Reestablish school-year routines
One of the best things about summer is either a relaxed routine or no routine at all. It may take a little time to help your child get back into the routine of early to bed and early to rise again. You may want to start before school starts to get your child back into the routine slowly. Try establishing a morning routine of getting your child up earlier and getting him/her ready for the day. It is also good to have a nutritious breakfast for your child each day.
Electronic devices - It is a good idea to have your child turn in his/her electronic devices at bedtime. I have met with many students that are still talking to their friends into the wee hours of the night/morning. Having your child charge his device outside of his/her bedroom is ideal. Also check out the parent controls you may have available to you.
Make a family calendar
With so many things going on, beat the stress and create a family calendar. Meet weekly to go over everyone's schedule and get it posted on your calendar. A quick glance at the calendar will help you keep tabs on all your families activities.
Develop a filing system
The first few days of school you will receive class disclosures and other papers from the school. It's nice to have them where you can easily find them again if you need to refer back to them. Also keep a copy of your receipts from the school in case their is ever a question about a payment.
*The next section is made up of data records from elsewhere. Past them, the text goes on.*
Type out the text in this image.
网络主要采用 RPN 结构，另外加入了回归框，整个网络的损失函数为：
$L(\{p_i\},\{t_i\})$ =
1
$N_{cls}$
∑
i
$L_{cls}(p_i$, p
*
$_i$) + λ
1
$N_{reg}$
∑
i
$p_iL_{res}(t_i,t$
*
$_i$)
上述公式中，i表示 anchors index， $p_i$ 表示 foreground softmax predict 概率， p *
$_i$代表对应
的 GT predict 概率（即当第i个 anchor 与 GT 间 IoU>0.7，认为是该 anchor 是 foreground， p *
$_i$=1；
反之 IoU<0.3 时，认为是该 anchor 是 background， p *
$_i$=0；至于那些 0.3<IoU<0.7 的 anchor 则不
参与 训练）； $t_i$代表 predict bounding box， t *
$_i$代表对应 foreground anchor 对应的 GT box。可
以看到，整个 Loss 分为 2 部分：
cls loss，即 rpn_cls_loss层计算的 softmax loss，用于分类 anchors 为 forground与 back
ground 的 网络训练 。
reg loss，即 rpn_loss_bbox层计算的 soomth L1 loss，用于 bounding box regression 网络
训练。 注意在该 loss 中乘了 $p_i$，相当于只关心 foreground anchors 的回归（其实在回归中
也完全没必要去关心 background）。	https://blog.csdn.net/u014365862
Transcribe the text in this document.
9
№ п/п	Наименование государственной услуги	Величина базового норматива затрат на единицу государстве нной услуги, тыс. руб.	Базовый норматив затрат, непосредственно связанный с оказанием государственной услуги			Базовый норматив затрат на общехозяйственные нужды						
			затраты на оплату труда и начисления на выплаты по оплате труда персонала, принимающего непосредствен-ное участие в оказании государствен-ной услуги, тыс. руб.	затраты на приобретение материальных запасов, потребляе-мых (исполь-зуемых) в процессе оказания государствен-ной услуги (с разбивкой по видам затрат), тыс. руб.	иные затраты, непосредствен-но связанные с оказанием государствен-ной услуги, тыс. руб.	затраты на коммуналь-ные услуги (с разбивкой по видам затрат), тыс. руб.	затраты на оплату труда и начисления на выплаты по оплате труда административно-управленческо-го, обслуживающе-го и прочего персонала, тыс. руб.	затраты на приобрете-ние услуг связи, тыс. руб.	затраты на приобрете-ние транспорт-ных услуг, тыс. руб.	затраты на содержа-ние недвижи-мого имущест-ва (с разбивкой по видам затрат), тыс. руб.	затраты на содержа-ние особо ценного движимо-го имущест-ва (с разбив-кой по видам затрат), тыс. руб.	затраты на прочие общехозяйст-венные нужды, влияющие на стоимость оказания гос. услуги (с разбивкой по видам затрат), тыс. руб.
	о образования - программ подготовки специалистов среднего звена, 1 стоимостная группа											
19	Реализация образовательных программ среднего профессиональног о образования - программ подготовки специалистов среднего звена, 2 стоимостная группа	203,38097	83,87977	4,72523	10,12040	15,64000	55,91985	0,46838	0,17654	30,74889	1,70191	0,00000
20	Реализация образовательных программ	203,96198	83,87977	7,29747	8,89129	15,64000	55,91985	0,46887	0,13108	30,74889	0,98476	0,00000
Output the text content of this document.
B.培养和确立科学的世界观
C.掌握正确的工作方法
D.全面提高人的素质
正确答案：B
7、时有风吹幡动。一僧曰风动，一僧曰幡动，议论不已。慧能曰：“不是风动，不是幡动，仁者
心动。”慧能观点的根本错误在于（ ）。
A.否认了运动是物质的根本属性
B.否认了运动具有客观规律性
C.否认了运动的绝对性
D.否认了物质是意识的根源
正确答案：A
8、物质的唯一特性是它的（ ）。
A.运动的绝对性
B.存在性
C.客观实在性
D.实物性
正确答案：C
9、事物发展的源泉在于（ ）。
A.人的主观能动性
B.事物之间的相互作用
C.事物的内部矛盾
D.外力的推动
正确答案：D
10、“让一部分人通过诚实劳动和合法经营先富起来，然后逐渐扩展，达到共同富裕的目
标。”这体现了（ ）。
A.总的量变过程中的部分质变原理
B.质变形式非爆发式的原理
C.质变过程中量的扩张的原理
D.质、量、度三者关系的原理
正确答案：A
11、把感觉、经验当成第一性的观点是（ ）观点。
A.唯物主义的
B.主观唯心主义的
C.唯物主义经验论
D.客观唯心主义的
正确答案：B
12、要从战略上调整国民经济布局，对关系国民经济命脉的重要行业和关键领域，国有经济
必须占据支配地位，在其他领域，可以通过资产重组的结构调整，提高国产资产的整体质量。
A filing system is especially helpful if your child has an IEP or a 504 plan. It is good to have a copy of this paperwork to refer to later and if you decide to change schools.
Have a place for homework
Having a specific place for your child to do his/her homework can help your student be more productive. A place with a desk, a comfortable chair and school supplies in a quiet location is ideal. A good rule is to limit video games and social media until homework is complete. Of course , a place where you can supervise your child is encouraged.
Get to know your child's teacher
Communicating with your child's teacher can definitely help your child have a better year. It is best to have a positive partnership to educate your child. If you have concerns, contact the teacher. Remember there are two sides to every story and your child's perspective may not give you all the facts. Teachers are always willing to help with misconceptions and miscommunications that may arise.
Everything is not "bullying"
We all know that children can be mean. Just because someone may be unkind to your child one day, does not mean they are being bullied. Bullying is unwanted, aggressive behavior among school aged children that involves a real or perceived power imbalance. The behavior is repeated, or has the potential to be repeated over time. In order to be considered bullying, the behavior must be aggressive and include:
An imbalance of power: Kids who bully use their power--such as physical strength, access to embarrassing information, or popularity--to control or harm others.
Repetition: Bullying behaviors happen more than once or have the potential to happen more than once.